Conforme Maria Erotides, é fundamental orientar a população sobre direitos, deveres e demais assuntos relacionados ao enfrentamento da violência contra a mulher. Durante a roda de conversa, ela orientou os participantes sobre como denunciar casos de violência doméstica pelo telefone 180 e acionar o 190 em situações de emergência.
“Muitas pessoas acham que a violência é só a agressão física, mas também existe a violência psicológica, a violência moral e a violência patrimonial.

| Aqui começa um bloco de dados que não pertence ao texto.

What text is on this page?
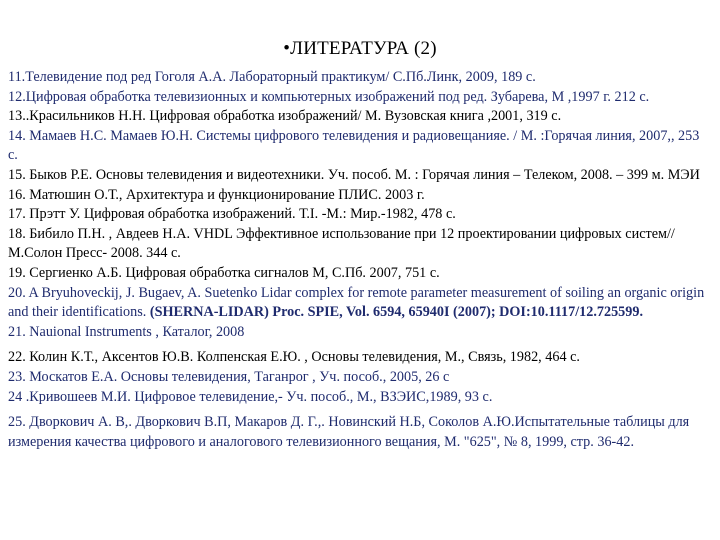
•ЛИТЕРАТУРА (2)

11.Телевидение под ред Гоголя А.А. Лабораторный практикум/ С.Пб.Линк, 2009, 189 с.

12.Цифровая обработка телевизионных и компьютерных изображений под ред. Зубарева, М ,1997 г. 212 с.

13..Красильников Н.Н. Цифровая обработка изображений/ М. Вузовская книга ,2001, 319 с.

14. Мамаев Н.С. Мамаев Ю.Н. Системы цифрового телевидения и радиовещанияе. / М. :Горячая линия, 2007,, 253 с.

15. Быков Р.Е. Основы телевидения и видеотехники. Уч. пособ. М. : Горячая линия – Телеком, 2008. – 399 м. МЭИ

16. Матюшин О.Т., Архитектура и функционирование ПЛИС. 2003 г.

17. Прэтт У. Цифровая обработка изображений. Т.I. -М.: Мир.-1982, 478 с.

18. Бибило П.Н. , Авдеев Н.А. VHDL Эффективное использование при 12 проектировании цифровых систем// М.Солон Пресс- 2008. 344 с.

19. Сергиенко А.Б. Цифровая обработка сигналов М, С.Пб. 2007, 751 с.

20. A Bryuhoveckij, J. Bugaev, A. Suetenko Lidar complex for remote parameter measurement of soiling an organic origin and their identifications. (SHERNA-LIDAR) Proc. SPIE, Vol. 6594, 65940I (2007); DOI:10.1117/12.725599.

21. Nauional Instruments , Каталог, 2008

22. Колин К.Т., Аксентов Ю.В. Колпенская Е.Ю. , Основы телевидения, М., Связь, 1982, 464 с.

23. Москатов Е.А. Основы телевидения, Таганрог , Уч. пособ., 2005, 26 с

24 .Кривошеев М.И. Цифровое телевидение,- Уч. пособ., М., ВЗЭИС,1989, 93 с.

25. Дворкович А. В,. Дворкович В.П, Макаров Д. Г.,. Новинский Н.Б, Соколов А.Ю.Испытательные таблицы для измерения качества цифрового и аналогового телевизионного вещания, М. "625", № 8, 1999, стр. 36-42.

Eu estou realmente feliz de estar em uma ação como essa, trazendo um pouco das experiências da minha vida como juíza e desembargadora, como também ouvindo testemunhos da população e tirando suas dúvidas”, disse Maria Erotides.
Conforme a secretária de Assistência Social, Taynara Morais, entre as atividades estão as rodas de conversa realizadas em diferentes equipamentos públicos, com o objetivo de ampliar o diálogo, fortalecer as mulheres e orientar a população sobre direitos e formas de enfrentamento à violência.
“O encontro abordou a conscientização sobre a violência contra a mulher, reforçando a importância da informação e da busca por apoio diante de situações de violência. As ações integram a mobilização do Agosto Lilás e reforçam o compromisso do Município com a conscientização, o respeito, a dignidade e a proteção das mulheres, destacando a importância de reconhecer os diferentes tipos de violência e buscar ajuda. Durante os encontros, as participantes também recebem orientações sobre os serviços da rede de proteção e assistência social disponíveis no Município. A proposta é criar espaços seguros de escuta e diálogo, fortalecendo vínculos e contribuindo para que mais mulheres conheçam seus direitos e saibam onde procurar acolhimento”, comentou.
Segundo a gerente do Centro de Convivência Vovô Zeid, Leda Márcia, a ação tem o objetivo de aproximar os serviços públicos da população, especialmente das mulheres, e ampliar o acesso à informação e às redes de proteção.
“Uma coisa que sempre digo para todos é que devemos orientar desde a infância, orientar as crianças para que não sejam futuros agressores. Então, essa é uma orientação que passo para os nossos idosos, para que orientem seus netos, bisnetos e tataranetos”, pontuou.